Computational Design, Chemical Synthesis, and Bioevaluation of Pyrimidinyl‐Indoles for Targeting Breast Cancer Cells

Abstract Cancer is a global health challenge, despite significant advancements in research. Addressing this issue, we report the design, synthesis and biological evaluation of pyrimidinyl indoles as potential antineoplastic agents. Pyrimidinyl indoles interact with pyruvate kinase isoform M2 (PKM2), which is commonly overexpressed in oral, lung, breast and colorectal cancers. In silico studies indicated that these molecules are having affinity towards PKM2 and targeting key residues such as Phe26, Leu27, Tyr390, Gln393, Leu394 and Glu397 at the interfacial active site region between the two chains of PKM2. Thereafter compounds were designed, synthesized and characterized using nuclear magnetic resonance (NMR), infrared spectroscopy (IR) and mass spectrometry (MS).
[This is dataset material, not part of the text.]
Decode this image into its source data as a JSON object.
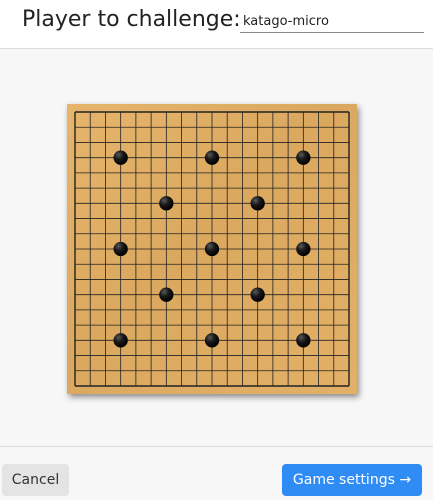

This was followed by in vitro screening using cell lines and enzyme‐coupled assays. One of the designed PKM2 inhibitor demonstrated potent anticancer activity against MCF‐7 (Breast Cancer) cells while sparing normal MCF‐10 A breast cells. Molecular dynamics (MD) simulation studies showed that the developed inhibitor stabilized the PKM2 active site over a 100 ns simulation.